Vislumbramos así que el poema existe porque el sufrimiento nada puede decir del sufrimiento, el sufrimiento es el black hole del lenguaje, en su inmediatez todas las palabras son succionadas y parte de la fuerza de la poesía de Idea Vilariño es hacer evidente toda gran poesía solo puede ser escrita sino al borde de la muerte, en el límite exacto más allá del cual todo lenguaje fracasa. El poema es el último destello de lo decible, el último fulgor de las palabras antes de apagarse y ser absorbidas y al mismo tiempo es lo primero que emerge de lo innombrable. Al borde de la muerte el poema nos anuncia la vida y la voz que está a punto de apagarse es también la voz que acaba de nacer.

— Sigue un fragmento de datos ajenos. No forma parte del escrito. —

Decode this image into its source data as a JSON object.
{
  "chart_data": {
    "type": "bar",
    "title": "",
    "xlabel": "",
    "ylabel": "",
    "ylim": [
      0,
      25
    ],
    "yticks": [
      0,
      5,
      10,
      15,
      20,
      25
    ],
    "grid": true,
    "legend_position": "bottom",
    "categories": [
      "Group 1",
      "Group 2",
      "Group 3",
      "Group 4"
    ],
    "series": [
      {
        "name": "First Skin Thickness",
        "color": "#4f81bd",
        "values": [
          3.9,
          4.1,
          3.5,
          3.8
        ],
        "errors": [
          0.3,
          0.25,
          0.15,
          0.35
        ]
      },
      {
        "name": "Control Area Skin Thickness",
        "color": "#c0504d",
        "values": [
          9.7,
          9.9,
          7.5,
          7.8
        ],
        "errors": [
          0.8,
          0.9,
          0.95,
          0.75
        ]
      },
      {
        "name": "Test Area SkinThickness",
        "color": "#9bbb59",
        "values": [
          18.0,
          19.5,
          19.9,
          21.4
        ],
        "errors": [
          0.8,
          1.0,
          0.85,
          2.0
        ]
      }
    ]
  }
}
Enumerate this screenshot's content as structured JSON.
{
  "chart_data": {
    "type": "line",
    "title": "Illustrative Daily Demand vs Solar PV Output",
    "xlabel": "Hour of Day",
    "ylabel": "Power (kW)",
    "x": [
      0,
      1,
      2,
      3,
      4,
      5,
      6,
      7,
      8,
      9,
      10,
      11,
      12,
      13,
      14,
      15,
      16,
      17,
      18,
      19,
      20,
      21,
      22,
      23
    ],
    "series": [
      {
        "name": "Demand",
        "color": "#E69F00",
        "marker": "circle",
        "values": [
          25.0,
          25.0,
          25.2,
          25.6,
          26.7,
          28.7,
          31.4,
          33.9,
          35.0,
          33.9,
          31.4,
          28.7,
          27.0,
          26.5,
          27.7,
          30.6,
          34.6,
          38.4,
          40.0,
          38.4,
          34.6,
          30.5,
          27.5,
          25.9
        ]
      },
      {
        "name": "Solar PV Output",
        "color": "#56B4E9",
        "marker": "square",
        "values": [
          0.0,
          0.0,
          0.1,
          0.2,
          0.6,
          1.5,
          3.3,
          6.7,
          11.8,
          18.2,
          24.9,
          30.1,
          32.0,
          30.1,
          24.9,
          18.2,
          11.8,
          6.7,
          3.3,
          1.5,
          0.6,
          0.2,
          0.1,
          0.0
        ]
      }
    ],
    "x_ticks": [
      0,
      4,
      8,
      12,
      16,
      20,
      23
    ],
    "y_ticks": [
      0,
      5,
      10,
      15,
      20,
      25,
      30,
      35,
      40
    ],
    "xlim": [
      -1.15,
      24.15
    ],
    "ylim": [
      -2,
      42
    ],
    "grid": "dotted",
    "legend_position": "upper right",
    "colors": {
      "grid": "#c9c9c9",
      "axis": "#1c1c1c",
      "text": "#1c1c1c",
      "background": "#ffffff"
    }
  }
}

Los poemas de amor de Idea Vilariño nos muestran en su insomnio que tal vez sólo en sueños somos capaces de morir por amor. En uno de ellos, un breve poema fechado en 1955, “Canción”, dice que quiere morir de amor. Tampoco hay afectación, las palabras son comunes. Se lo dice a alguien que no está, con la misma pasión y estremecimiento que miles y millones de hombres y mujeres se siguen preguntando sobre el porqué de sus ruinas.

Volvemos entonces a ese cierre, a ese “no te veré morir”, y nos damos cuenta de que si su sonido nos vuelve como un eco antiguo es porque el lenguaje es, antes que nada, el conjuro que los hombres levantan frente a la muerte y la historia de la poesía no es sino la historia de esos conjuros. Escrito hace dos mil años, el fragmento inmortal de Lucrecio nos revela el presente perpetuo de todas las escrituras y sentimos al otro, a ese tú que desde el comienzo del mundo evocan todos los poemas de amor al final de cada línea. Sentimos la punzada de esa carne y por un instante creemos ser esa carne, ese cuerpo que ya no será tocado, pero exactamente en el instante en que nos levantamos para responderle a ese inmemorial insomnio que nos dibuja, que nos ansía, que nos espera: Yo también te ansío, yo también te espero, volvemos a nuestro propio insomnio, condenados a repetir una y otra vez la belleza estremecedora de lo que ya es irreparable, de lo que ya no tiene remedio:

No volveré a tocarte
No te veré morir.

¿Cómo explicar que esa tristeza es irreductible precisamente porque es bella, más aún, porque es extremadamente bella? ¿Cómo decirle a otros –al que lee hoy día– que leer es reiterar una fatalidad? No podemos huir de esas palabras, no podemos apartarnos un ápice de ese pentagrama de la desolación como si todo lo arrasado que podemos contener en nuestra vida, todos los espejismos y los reproches ya hubiesen sido tallados en esos versos, en esas líneas de las que no podemos extraer nada. En fin, cómo explicar que en esa revelación inminente que finalmente no se produce, como Borges definía sin más a la emoción estética, está contenido ese océano omnipresente de ruegos no escuchados, de llamadas no atendidas, de yerros casi invisibles, los que sumándose uno a uno, como un alud de nieve, van creciendo hasta formar los nuevos hornos crematorios, los nuevos Hiroshima de las pasiones mutiladas, de la demencia, del fracaso infernal del amor:

Y es que ellos mismos saben que no saben
lo que desean y, al mismo tiempo, buscan
como saciar ese deseo que los consume,
sin que puedan hallar remedio
para su enfermedad mortal:
hasta tal punto ignoran dónde se oculta
la secreta herida que los corroe.

Entendemos que esa es la herida mortal de los poemas de amor de Idea Vilariño. La dedicatoria dice: A Juan Carlos Onetti. Más allá solo la noche irrepresentable.